Laurindo Paulo Ribeiro Tchinhama: Doutorando no Programa de Pós-Graduação em Relações Internacionais ‘San Tiago Dantas’ (UNESP, UNICAMP, PUC-SP) e bolsista CAPES. E-mail: laurindoprt@gmail.com.
Jéssica Tauane dos Santos: Mestranda no Programa de Pós-Graduação em Relações Internacionais ‘San Tiago Dantas’ (UNESP, UNICAMP, PUC-SP) e bolsista CAPES. E-mail: jess.tne@gmail.com.
Um dos conflitos civis que mais assola o continente africano é o da República Democrática do Congo (RDC). Os primeiros resquícios de instabilidade política datam da sua independência da Bélgica, em 1960. Assim sendo, o país mergulhou em confrontos internos quando a província de Katanga declarou secessão do governo central com o apoio de belgas (MUNANGA, 2009).
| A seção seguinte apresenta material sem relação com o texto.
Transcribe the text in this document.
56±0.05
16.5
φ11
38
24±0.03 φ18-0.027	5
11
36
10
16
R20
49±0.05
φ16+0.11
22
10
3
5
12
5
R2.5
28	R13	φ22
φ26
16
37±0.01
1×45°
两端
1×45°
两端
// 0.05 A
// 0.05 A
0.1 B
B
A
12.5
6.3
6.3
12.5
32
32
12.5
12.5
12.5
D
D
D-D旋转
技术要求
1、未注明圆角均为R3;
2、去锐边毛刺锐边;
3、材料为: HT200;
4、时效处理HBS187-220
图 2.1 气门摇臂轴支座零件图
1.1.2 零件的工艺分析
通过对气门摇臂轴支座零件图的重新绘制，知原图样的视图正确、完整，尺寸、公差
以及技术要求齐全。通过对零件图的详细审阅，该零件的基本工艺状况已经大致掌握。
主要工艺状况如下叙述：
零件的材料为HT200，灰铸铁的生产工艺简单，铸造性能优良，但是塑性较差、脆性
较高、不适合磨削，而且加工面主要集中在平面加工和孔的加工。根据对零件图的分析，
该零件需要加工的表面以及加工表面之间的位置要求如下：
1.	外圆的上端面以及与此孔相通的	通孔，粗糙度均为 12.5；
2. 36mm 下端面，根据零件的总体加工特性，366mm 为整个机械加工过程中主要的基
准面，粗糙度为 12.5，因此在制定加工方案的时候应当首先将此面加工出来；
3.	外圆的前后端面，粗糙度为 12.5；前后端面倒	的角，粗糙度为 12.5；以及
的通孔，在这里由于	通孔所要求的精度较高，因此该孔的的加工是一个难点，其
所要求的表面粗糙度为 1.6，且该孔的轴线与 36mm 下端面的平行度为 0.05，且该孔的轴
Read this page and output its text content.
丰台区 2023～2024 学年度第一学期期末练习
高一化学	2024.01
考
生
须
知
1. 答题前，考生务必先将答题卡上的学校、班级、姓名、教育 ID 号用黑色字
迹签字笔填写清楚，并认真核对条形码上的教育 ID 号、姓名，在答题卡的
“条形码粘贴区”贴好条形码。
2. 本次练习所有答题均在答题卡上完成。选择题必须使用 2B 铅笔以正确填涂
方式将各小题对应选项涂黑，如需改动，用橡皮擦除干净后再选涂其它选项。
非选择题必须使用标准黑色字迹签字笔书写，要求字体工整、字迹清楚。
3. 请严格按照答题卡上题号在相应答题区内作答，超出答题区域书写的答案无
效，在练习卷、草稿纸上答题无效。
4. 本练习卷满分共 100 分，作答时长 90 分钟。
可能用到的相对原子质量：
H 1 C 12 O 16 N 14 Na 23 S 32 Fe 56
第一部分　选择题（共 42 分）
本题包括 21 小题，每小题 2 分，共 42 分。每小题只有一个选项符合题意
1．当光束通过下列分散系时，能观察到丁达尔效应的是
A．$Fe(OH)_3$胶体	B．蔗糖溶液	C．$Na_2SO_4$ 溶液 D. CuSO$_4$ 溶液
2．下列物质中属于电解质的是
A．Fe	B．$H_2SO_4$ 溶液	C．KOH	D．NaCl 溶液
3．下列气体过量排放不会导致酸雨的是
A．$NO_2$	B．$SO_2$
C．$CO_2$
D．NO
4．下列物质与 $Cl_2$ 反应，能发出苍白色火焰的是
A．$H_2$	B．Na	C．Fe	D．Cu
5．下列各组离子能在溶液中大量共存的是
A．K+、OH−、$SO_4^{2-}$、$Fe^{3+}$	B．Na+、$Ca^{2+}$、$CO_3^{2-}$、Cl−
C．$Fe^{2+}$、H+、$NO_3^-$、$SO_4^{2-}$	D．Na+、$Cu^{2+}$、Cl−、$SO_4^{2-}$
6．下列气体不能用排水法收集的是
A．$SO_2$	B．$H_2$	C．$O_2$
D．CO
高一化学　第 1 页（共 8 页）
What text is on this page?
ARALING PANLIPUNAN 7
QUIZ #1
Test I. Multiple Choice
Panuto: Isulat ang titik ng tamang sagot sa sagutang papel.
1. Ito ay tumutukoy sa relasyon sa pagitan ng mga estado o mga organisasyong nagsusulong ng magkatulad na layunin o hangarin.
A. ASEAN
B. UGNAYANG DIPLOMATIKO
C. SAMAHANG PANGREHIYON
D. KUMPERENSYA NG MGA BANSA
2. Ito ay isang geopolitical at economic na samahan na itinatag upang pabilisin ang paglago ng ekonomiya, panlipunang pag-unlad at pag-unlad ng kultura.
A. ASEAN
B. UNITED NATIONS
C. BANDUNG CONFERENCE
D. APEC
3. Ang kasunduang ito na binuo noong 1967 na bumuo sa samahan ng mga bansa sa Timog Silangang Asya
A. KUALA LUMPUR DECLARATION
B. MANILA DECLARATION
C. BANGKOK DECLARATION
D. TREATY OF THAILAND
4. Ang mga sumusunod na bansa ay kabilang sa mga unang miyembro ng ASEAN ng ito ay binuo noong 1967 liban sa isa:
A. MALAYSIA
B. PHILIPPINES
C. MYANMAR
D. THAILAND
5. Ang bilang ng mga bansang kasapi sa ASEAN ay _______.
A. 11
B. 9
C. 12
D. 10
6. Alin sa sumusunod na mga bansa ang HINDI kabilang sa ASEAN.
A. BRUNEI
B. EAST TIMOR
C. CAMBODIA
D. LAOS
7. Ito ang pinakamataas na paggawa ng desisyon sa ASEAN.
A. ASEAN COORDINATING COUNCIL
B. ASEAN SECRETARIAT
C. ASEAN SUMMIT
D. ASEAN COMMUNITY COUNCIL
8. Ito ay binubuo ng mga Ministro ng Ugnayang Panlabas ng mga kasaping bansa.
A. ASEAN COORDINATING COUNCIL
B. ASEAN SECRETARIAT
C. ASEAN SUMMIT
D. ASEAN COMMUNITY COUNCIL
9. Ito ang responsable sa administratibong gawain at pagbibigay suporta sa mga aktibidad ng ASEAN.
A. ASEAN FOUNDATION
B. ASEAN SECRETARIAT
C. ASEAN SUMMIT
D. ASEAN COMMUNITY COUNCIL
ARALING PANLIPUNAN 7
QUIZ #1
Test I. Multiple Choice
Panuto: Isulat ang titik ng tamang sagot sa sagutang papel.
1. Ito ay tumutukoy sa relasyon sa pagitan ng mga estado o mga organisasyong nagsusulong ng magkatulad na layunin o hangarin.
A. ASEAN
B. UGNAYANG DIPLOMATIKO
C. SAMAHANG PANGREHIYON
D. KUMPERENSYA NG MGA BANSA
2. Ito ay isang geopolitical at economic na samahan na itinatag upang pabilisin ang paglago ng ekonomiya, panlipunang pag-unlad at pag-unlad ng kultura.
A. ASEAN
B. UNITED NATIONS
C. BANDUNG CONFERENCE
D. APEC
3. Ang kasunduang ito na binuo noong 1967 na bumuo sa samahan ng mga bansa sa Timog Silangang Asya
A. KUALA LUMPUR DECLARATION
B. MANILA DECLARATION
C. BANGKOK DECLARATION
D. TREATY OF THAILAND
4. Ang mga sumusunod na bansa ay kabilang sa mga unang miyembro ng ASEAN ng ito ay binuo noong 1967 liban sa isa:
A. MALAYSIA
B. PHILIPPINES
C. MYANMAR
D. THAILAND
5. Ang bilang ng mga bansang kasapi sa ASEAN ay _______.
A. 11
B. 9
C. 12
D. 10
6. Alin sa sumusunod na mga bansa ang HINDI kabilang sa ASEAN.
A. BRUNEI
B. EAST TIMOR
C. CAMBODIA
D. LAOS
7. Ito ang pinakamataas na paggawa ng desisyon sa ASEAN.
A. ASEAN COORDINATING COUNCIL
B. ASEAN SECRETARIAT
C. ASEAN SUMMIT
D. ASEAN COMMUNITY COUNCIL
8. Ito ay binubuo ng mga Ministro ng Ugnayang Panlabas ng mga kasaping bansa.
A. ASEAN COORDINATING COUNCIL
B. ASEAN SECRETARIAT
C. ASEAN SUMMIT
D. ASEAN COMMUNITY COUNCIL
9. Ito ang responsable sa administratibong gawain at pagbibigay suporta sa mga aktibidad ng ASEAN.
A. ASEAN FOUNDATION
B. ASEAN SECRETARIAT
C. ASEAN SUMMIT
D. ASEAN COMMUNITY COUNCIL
Nesse contexto, o país solicitou ajuda à Organização das Nações Unidas (ONU) que respondeu com a missão da Operações das Nações Unidas no Congo (ONUC) com objetivo de expulsar os belgas e manter a lei, a ordem e a integridade territorial. Dessa forma, o país começou a enfrentar uma série de instabilidades internas, políticas e econômicas. A separação de Katanga abriu caminho para demais províncias agirem da mesma maneira e, com isso, emergiu uma desordem política total, tornando o apoio da ONU cada vez mais relevante.
Nesse ínterim, em 1965 um golpe militar derrubou o primeiro presidente da RDC, Joseph Kasavubu, e levou ao poder Joseph Mobutu Sese Seko, que aproveitou o contexto conturbado do país para impor medida de reordenamento e ordem. Com apoio de potências como Estados Unidos (EUA), ele instaurou um regime autoritário de partido único chamado Movimento Popular da Revolução (MPR) e alterou o nome do país para Zaire a partir de 1971. Seu regime vigorou até o início dos anos 1990 e foi marcado pelo benefício de uma tribo em detrimento das outras (tribalismo), crises econômicas, e violações de Direitos Humanos. Com o fim da Guerra Fria e a vitória do modelo capitalista, os governos autoritários começaram a perder força e, assim, a decadência de Mobutu se consolidou devido ao rompimento de apoios externos.
Com isso, definhava-se a ditadura de mais de 30 anos. Fracassado e sem apoio, Mobutu sofreu o golpe do grupo Aliança das Forças Democráticas para a Libertação do Congo (AFDL), liderada por Laurent Désiré Kabila, que teve suporte de Angola, Ruanda, Uganda e Burundi. O golpe levou à derrubada de Mobutu em 1997 e Kabila se autoproclamou presidente da república, mudando o nome do país para a República Democrática do Congo (MUNANGA, 2009). A insatisfação com o governo de Mobutu, sobretudo pelo tribalismo, adicionado à xenofobia diante da imigração de ruandeses no leste do país, fugidos do genocídio de 1994, foram fatores preponderantes para a escalada dos conflitos. Por outro lado, originou a formação de grupos rebeldes a favor e contra o Estado, resultando na primeira Guerra do Congo durante o governo de Mobutu e levou a queda do seu regime e causou cerca de 200 mil mortos (1996 -1997) (DA SILVA, 2011).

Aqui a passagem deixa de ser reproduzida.